When Ashley Sparkman and her husband Dave were buying their first house in Welland, Ontario, they didn't think they'd be moving just a few years later — but plans quickly changed.
Had the young couple thought ahead — the job prospects in the area were slim, especially for Dave, a recent teacher's college grad — they might have opted for a different mortgage term than the 5-year fixed rate they locked in at in December 2010. They've since moved to Kingston and listed their home for sale, but are facing a hefty penalty for breaking their mortgage before the original term was up.
According to Vancouver-based mortgage broker Dara Fahy, selecting the wrong mortgage term is one of the most common mistakes first-time homebuyers like Ashley and Dave make.
Selecting the wrong term
In the Sparkman's case, a 5-year fixed mortgage term was an attractive option at the time. They liked the stability of always knowing what their monthly mortgage payment would be and the rate they were offered was low.
"It wasn't worth the financial gamble for us at the time," said Ashley, "and we knew we'd have to pay a penalty to get out [of our mortgage], but we didn't put much thought into it or think it was a big deal."
As it turned out, it was a bigger deal than they initially thought. In order to break a fixed rate mortgage early, homeowners are charged either three months' interest or the Interest Rate Differential (IRD), whatever is greater. Ashley and Dave's home is currently listed for sale and, with approximately $100,000 left on their mortgage, if they sold today they'd be paying an IRD penalty of over $2,500.
Comparatively speaking, the penalty the Sparkman's are facing is actually fairly low. If they still owed $300,000, their IRD penalty would be closer to $7,500.
"Really the only way to protect yourself from a large penalty is to assess the market," explains Toronto mortgage broker Christopher Molder. "With a variable rate, the penalty is always three months' interest. Given the options at the time, if they knew there was a chance they would sell within two-to-three years, a variable rate could have saved them money since interest rates have dropped."
In Ashley and Dave's case, if they had selected a 5-year variable rate, their penalty would ring in at just $950. Their other option - had they known they might sell early - would have been to select a shorter term, such as a 3-year fixed rate.
"Next time around, we will probably take our time shopping around for rates, terms and such, rather than just going into the bank we're with because it was easy," she said.
Focusing too much on interest rates
With the low mortgage rates currently available in Canada, it's hard not to want to get the best one. Many times, a lender will offer clients a lower rate for a mortgage that has little-to-no flexibility. This means while the client might be getting a low rate, they won't be getting many other popular features like prepayment options or rate holds. A rate hold allows the homeowner to lock into the current mortgage rate between 30-120 days before their renewal date, which can be particularly helpful if rates are likely to increase. This lack of flexibility can end up costing more money in the long run.

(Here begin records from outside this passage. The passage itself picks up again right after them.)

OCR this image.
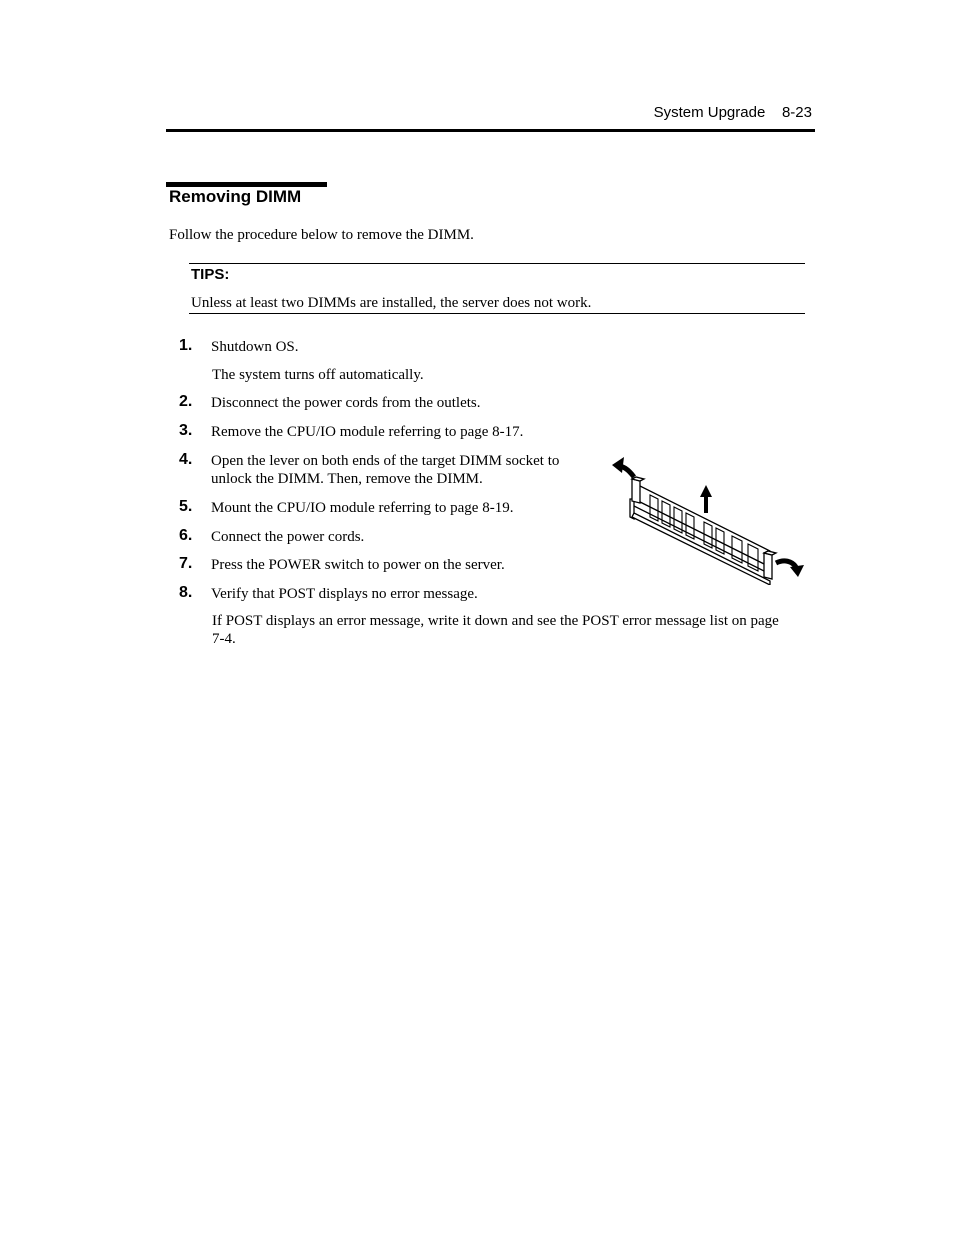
System Upgrade 8-23
Removing DIMM
Follow the procedure below to remove the DIMM.
TIPS:
Unless at least two DIMMs are installed, the server does not work.
1. Shutdown OS.
The system turns off automatically.
2. Disconnect the power cords from the outlets.
3. Remove the CPU/IO module referring to page 8-17.
4. Open the lever on both ends of the target DIMM socket to
unlock the DIMM. Then, remove the DIMM.
5. Mount the CPU/IO module referring to page 8-19.
6. Connect the power cords.
7. Press the POWER switch to power on the server.
8. Verify that POST displays no error message.
If POST displays an error message, write it down and see the POST error message list on page
7-4.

If a deal sounds too good to be true then it probably is," said Molder. "In a market where most borrowers are fixated on rate, it is easy for lenders to structure mortgages in such a way that the rate looks good but they eliminate all other privileges."
While the terms and conditions that come with a mortgage might not seem important when you're signing the paperwork, the effect they can have a few years down the line is paramount. For instance, low rates might come with stipulations regarding prepayment options, or owners might not be able to break their mortgage without paying the entire term's interest.
While it can be tempting to lock into the lowest rate available, it's important to consider the entire mortgage package and any restrictions, before signing.